Resting has been treated like a moral achievement. Exhaustion is almost a credential, and recovery is treated like a disciplined practice you need to perform correctly in order to deserve your flowers. If you say you’re overwhelmed, someone will suggest a break. If you say you’re stressed, someone will tell you to log off and detach. While these suggestions aren’t necessarily wrong, sometimes I think they didn’t land every time. It’s like being handed a blanket, when what you really want is to be grabbed gently by the shoulders, shaken, and be reminded that you are an actual person with desires and a pulse.
I have been sleeping early for months now to notice when rest “doesn’t work” for me anymore. It’s usually because: I’m not actually tired. I’m bored. Uninspired. I replay the same thoughts in my head with better lighting and a soundtrack. Rest can usually quiet the noise, but it doesn’t change the channel. Fun does.
Fun has a branding problem. It sounds unserious. Frivolous. Hedonistic. It’s something you’re supposed to grow out of, or save for vacations and weekends that arrive exhausted (remember that time you need a vacation from your vacation?). Saying I need to rest reads as responsible and mature. Saying I need to go and do something fun sounds reckless. As if joy needs to be justified. But pure, unadulterated fun, that clean high* I’m talking about is not escapism. It’s engagement. It’s a moment where your mind and body agree to be in the same place at the same time.
There are nights where I go to bed when people are usually having dinners, and I would wake up just as tired as the day before. And there has been nights where I come home too late, feet sore, phone wet and sticky from spilled drinks, hungover, and feel somehow steadier the next morning. Fun is almost never about discipline. It’s about being alive. It pulls me out of meditation and back into sensation. It gives me a life outside of my internal monologue.
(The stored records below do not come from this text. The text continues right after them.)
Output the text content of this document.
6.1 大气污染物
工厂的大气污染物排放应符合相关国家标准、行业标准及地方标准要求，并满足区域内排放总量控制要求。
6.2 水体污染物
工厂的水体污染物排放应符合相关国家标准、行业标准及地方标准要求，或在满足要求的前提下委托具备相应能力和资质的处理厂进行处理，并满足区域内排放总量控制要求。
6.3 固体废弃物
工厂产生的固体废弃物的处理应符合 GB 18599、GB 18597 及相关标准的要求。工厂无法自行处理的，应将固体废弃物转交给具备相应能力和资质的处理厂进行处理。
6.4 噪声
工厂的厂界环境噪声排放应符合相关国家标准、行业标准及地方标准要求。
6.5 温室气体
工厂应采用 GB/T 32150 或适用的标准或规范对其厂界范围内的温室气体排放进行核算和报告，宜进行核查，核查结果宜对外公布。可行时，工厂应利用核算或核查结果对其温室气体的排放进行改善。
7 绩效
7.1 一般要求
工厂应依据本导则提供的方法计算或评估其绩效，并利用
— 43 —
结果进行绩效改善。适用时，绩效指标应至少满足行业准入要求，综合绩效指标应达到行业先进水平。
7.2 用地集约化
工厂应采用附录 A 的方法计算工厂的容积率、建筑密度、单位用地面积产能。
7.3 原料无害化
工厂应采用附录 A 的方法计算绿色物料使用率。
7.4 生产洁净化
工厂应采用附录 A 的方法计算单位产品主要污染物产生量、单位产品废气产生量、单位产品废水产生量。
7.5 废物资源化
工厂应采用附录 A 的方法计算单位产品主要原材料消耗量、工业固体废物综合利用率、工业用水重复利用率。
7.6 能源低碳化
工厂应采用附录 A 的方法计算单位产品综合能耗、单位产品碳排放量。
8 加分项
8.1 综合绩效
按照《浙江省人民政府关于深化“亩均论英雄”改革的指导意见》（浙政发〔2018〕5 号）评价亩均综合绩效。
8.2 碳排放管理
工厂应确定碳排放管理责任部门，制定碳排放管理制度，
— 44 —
The last times I’ve felt genuinely restored, I realize they almost never involved being horizontal (unless you’re sunbathing on the beach, sleeping on the rocks of a waterfall, floating on a lake). They involved laughing harder than I meant to, dancing with the same friends, getting shit food right after, or cooking in the kitchen (badly) and almost burning the house, letting myself be unserious in a way that weren’t supposed to teach me anything, or move my life forward for the better. Those nights didn’t fix anything. But it certainly made things feel fixable.
I don’t think I’m meant to optimize myself into contentment. If life is supposed to be dreadful anyway, it’s also meant to be interrupted by pockets of joy. If you’ve been resting and still feels deflated, maybe being still isn’t giving you anything. Maybe what you’re missing isn’t the quiet, but laughter. Not recovery, but revelry. You might not be tired. You might just need to remember what fun looks like, and not explain why.
*By “clean high,” I mean fun that’s energizing without being destructive. Joy that doesn’t involve endangering yourself, inconveniencing your friends, or waking up with regret that’s not funny and can be used against you.